Alexis Leonard Giersch (born 25 September 1963 in London) is a German politician for the AfD. He has been a member of the 21st Bundestag since March 2025.

Giersch is chairman of the AfD district association in Plön. In the 2021 federal election, he ran for a direct mandate in the Plön – Neumünster constituency and came fifth with 7.1% of the first vote. A year later, in the state elections in Schleswig-Holstein, Giersch ran in the Plön-Nord constituency and won 4.3% of the votes. The AfD failed to clear the five percent hurdle at the time and has not been represented in the Landtag of Schleswig-Holstein since. He ran for the 2025 federal election on the AfD Schleswig-Holstein state list.
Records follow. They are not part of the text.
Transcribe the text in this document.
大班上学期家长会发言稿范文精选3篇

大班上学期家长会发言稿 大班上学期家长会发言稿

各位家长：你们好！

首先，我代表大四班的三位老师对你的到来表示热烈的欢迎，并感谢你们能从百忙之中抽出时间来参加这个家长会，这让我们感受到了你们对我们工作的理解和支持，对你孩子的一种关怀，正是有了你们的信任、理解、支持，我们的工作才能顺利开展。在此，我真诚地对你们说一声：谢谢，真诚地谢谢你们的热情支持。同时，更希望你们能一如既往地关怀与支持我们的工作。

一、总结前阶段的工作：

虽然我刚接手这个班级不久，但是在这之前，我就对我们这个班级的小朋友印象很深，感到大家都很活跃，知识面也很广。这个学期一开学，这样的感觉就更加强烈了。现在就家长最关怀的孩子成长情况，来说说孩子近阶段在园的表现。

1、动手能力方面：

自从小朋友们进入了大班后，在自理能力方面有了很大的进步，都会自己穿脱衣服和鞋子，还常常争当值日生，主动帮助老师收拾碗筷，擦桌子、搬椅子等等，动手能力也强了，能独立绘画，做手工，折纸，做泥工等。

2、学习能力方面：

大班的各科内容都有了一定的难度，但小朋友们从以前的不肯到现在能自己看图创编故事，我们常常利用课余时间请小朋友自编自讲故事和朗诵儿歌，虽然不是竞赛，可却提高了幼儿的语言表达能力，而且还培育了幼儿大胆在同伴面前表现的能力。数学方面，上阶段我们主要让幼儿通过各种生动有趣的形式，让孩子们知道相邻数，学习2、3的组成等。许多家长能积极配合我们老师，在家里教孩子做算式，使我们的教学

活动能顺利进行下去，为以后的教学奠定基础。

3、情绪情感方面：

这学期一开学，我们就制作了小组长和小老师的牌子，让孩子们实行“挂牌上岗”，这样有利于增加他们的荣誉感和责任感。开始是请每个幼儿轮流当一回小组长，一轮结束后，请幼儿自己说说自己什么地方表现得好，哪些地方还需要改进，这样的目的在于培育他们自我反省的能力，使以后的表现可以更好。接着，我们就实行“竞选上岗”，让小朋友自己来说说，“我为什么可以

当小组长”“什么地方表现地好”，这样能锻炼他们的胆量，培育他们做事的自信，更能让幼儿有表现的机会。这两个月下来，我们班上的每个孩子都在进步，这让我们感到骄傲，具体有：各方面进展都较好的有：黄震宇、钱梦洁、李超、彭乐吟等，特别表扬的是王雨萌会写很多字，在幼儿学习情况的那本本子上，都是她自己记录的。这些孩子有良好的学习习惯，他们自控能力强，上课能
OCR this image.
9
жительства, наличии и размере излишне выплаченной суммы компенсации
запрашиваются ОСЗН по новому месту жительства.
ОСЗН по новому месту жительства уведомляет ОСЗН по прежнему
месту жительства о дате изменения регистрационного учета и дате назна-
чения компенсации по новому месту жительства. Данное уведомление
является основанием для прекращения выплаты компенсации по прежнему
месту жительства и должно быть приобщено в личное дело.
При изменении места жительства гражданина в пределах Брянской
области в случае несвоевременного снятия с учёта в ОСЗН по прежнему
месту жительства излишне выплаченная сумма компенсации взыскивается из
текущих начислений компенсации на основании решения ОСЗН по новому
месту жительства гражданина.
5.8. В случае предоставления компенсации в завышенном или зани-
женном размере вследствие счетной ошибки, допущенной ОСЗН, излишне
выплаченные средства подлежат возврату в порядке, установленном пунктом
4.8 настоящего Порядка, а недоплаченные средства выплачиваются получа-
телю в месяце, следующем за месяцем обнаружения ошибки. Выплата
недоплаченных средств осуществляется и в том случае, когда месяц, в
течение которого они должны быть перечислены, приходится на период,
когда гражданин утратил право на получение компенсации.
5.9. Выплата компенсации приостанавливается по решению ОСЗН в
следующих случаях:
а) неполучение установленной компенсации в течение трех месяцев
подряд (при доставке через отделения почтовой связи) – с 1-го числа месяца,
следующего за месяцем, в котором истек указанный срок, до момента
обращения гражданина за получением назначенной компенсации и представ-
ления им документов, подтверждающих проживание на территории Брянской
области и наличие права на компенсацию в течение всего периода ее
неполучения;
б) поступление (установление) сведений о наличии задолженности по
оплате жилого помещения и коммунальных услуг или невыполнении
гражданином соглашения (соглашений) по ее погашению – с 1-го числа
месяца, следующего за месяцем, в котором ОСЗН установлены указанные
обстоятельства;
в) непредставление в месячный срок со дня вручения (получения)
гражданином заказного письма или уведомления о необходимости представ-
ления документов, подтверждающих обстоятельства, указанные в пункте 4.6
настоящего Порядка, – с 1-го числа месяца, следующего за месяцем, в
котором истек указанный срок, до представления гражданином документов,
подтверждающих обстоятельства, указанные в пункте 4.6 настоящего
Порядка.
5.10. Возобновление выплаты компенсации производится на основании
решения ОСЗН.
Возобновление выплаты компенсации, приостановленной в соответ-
The AfD won five seats in Schleswig-Holstein, however, after Volker Schnurrbusch gave up his Bundestag mandate in favor of a mandate in the European Parliament, Giersch took his place in the Bundestag.

== Political positions ==
According to his own statements, Giersch opposes a development in which "special interests can assert themselves through the power of money." In the context of the 2022 state elections, he stated that he would work to lower the barriers to direct democracy in Schleswig-Holstein.